Philipp Wassenberg (Vorstandsvorsitzender der ERGO Versicherung AG): Anhand der Summe von über 2,5 Mrd. Euro pro Jahr, die ja einerseits für die Begleichung erlittener Sachschäden, aber auch insbesondere verletzten Personen zu Gute kommen, zeigt sich, wie wichtig Kfz-Versicherungen sind und hier auch hohe Beträge zur Begleichung der Schäden nach Kfz-Unfällen ausgegeben werden. Wenn man die Entwicklung der Schadenkosten betrachtet, dann lässt sich leicht feststellen, dass sowohl die Aufwände für Personenschäden als auch für Sachschäden in den letzten Jahren stetig gestiegen sind.
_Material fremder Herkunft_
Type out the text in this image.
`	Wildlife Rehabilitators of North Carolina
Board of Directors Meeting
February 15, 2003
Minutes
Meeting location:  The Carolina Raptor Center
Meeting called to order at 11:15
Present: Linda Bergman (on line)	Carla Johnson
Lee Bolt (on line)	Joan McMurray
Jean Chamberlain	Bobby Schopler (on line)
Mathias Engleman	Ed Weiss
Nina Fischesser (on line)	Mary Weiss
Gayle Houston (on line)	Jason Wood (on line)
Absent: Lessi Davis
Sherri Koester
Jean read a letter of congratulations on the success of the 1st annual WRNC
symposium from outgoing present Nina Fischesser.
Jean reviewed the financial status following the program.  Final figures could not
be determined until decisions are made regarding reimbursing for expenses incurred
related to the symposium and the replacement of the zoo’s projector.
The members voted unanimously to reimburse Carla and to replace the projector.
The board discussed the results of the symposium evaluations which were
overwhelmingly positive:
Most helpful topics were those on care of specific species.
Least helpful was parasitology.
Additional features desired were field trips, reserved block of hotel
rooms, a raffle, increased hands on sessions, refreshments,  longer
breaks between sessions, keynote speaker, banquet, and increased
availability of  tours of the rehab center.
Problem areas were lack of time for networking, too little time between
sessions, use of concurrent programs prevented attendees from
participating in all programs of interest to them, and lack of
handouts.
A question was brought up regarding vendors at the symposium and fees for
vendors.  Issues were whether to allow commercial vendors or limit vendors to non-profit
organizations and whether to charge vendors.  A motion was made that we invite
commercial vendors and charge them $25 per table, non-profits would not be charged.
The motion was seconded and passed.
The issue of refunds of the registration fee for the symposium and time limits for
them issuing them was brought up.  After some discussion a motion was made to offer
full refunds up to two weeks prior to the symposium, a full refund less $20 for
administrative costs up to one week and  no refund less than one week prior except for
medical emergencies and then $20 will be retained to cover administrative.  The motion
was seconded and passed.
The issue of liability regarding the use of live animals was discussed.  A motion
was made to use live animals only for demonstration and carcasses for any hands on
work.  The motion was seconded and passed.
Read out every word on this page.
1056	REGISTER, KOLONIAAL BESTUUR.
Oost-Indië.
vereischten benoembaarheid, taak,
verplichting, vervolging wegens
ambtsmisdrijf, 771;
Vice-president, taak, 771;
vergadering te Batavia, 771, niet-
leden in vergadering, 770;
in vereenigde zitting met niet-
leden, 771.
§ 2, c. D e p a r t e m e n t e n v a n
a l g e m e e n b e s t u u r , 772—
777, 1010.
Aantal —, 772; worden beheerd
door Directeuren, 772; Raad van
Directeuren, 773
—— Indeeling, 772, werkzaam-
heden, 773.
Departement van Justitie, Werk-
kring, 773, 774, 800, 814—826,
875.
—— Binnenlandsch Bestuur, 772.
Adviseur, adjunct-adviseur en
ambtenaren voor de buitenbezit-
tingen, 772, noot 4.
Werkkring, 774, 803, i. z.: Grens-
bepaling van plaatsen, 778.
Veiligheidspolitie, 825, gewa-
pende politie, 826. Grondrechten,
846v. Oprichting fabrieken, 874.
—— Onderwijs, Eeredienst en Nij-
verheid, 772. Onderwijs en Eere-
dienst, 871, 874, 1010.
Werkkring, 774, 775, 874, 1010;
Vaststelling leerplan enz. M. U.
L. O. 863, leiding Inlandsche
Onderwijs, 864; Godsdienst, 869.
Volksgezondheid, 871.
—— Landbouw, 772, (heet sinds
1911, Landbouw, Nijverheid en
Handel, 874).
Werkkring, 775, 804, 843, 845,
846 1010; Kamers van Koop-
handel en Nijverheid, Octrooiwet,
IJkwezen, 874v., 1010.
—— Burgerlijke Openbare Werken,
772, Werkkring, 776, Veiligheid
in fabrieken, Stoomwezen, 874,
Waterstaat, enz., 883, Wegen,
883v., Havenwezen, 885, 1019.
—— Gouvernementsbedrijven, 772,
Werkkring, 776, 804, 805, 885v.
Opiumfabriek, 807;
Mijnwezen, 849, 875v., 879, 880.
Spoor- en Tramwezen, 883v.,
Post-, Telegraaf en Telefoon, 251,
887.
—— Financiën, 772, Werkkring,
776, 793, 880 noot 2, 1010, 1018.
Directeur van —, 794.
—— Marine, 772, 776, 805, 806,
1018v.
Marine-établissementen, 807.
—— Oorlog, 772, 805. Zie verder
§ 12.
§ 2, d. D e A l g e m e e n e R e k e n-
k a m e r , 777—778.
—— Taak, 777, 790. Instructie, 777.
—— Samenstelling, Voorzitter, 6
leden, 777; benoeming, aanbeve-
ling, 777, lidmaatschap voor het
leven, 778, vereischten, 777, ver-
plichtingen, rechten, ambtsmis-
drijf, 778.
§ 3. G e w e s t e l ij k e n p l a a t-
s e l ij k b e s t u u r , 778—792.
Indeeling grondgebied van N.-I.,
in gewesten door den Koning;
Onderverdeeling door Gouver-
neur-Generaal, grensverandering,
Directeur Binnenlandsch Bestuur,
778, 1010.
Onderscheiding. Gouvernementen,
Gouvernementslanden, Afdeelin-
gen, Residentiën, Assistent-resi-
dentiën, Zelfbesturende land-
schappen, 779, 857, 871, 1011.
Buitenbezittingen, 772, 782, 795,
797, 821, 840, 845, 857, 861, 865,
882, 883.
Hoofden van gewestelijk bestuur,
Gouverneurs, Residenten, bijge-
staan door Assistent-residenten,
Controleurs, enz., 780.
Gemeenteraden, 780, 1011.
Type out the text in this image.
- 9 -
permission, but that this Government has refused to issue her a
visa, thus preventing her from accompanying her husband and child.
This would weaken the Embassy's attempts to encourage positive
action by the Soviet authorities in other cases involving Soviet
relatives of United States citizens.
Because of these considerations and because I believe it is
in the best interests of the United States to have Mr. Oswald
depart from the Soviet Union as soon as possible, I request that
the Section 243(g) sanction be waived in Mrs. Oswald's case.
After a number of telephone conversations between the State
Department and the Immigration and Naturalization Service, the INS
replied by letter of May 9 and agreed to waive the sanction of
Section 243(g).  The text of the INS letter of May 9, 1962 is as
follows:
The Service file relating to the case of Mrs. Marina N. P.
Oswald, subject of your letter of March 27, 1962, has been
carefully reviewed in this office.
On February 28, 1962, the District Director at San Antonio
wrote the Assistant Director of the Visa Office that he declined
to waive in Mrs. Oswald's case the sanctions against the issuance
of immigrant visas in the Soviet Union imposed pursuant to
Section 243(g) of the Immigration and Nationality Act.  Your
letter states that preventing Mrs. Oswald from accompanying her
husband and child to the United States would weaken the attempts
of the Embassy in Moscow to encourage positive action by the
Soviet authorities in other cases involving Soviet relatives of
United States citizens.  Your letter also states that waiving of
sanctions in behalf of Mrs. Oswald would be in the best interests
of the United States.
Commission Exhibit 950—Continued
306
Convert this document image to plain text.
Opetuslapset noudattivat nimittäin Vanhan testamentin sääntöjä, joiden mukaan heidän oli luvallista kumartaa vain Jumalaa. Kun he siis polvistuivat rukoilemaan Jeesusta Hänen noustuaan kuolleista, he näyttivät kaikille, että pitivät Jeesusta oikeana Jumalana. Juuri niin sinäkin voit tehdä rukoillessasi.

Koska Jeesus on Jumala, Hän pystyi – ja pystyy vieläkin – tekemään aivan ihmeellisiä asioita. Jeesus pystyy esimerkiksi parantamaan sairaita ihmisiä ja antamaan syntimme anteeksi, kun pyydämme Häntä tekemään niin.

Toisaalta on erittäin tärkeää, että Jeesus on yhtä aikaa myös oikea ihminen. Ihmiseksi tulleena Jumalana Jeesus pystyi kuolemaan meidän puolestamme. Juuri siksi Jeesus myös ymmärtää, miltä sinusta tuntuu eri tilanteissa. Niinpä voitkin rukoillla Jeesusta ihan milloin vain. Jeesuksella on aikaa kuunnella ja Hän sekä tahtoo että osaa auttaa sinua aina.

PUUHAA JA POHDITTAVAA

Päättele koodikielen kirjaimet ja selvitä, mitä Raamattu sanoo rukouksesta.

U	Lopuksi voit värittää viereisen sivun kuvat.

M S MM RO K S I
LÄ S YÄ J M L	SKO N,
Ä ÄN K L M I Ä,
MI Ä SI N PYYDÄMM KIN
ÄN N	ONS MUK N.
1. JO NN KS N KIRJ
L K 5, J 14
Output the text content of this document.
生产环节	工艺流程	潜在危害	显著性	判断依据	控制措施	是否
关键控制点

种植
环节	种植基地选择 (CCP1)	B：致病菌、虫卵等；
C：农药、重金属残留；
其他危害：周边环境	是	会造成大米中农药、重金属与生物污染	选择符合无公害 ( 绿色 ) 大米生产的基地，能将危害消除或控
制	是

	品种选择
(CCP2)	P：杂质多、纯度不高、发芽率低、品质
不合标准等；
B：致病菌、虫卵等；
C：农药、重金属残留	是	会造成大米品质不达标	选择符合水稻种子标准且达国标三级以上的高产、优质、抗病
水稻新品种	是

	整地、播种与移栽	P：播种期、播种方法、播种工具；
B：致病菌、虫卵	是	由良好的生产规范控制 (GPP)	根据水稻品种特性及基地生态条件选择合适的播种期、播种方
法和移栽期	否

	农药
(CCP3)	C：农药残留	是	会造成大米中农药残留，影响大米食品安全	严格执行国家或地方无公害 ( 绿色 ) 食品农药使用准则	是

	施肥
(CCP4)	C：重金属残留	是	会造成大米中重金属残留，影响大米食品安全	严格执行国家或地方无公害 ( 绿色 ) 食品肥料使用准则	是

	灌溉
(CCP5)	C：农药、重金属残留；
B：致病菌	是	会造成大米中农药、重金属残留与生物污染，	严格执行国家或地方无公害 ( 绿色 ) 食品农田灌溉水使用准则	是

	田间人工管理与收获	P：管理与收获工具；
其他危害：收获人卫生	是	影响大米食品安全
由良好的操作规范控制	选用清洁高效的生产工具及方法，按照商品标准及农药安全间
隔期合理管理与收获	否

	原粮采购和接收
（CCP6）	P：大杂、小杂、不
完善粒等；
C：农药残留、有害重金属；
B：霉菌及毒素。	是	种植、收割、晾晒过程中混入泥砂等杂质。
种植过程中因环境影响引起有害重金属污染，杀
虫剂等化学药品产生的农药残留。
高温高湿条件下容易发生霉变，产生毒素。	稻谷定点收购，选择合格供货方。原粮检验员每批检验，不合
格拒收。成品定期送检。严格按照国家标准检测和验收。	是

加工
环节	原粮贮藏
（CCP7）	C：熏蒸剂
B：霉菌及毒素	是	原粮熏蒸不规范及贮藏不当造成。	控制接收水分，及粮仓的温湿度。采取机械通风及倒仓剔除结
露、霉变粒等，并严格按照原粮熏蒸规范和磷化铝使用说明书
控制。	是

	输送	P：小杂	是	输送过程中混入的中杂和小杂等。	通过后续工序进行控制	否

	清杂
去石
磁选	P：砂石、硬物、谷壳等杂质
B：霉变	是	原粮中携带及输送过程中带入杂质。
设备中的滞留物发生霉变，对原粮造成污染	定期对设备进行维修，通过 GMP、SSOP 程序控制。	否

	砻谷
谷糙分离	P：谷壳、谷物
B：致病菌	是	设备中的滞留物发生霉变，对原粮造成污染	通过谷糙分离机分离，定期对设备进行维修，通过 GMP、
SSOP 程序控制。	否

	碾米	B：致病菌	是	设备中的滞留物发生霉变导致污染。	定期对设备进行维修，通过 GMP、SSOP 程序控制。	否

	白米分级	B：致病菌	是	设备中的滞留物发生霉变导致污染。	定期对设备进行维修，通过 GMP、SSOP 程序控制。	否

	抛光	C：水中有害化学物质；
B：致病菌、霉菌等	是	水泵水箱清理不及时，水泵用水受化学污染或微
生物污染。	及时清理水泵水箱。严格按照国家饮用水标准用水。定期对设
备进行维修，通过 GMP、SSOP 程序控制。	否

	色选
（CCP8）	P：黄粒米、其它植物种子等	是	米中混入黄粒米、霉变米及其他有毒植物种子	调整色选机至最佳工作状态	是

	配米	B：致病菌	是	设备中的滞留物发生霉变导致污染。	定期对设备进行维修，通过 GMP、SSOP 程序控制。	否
Eine „angemessene“ Entschädigung für Menschen, die durch einen Unfall verletzt worden sind, ist begrüßenswert und sinnvoll. Aber höhere Schadenkosten führen eben auch zu steigenden Durchschnittsprämien. Die Versicherer sind gut beraten, zumindest einen Teil der Kostenentwicklung durch Verschlankung interner Abläufe und optimiertes Schadenmanagement abzufedern.

Günther Weiß (Vorstand der HDI Versicherung AG): In 20 Jahren wird sicherlich eine hohe Anzahl von Kfz mit alternativer Antriebstechnik die Straße bevölkern, das 100%ige autonome Fahren sehen wir hier noch nicht, da der Zyklus des Fahrzeugwechsels und die Ablöse des Altbestands so schnell nicht funktionieren kann, wenn auch die Technik vielleicht schon in Richtung vollautonomes Fahren geht. Somit wird es auch in 20 Jahren die Kfz-Versicherung geben. Im Schadenverlauf erwarten wir in der Zukunft keine großen Veränderungen.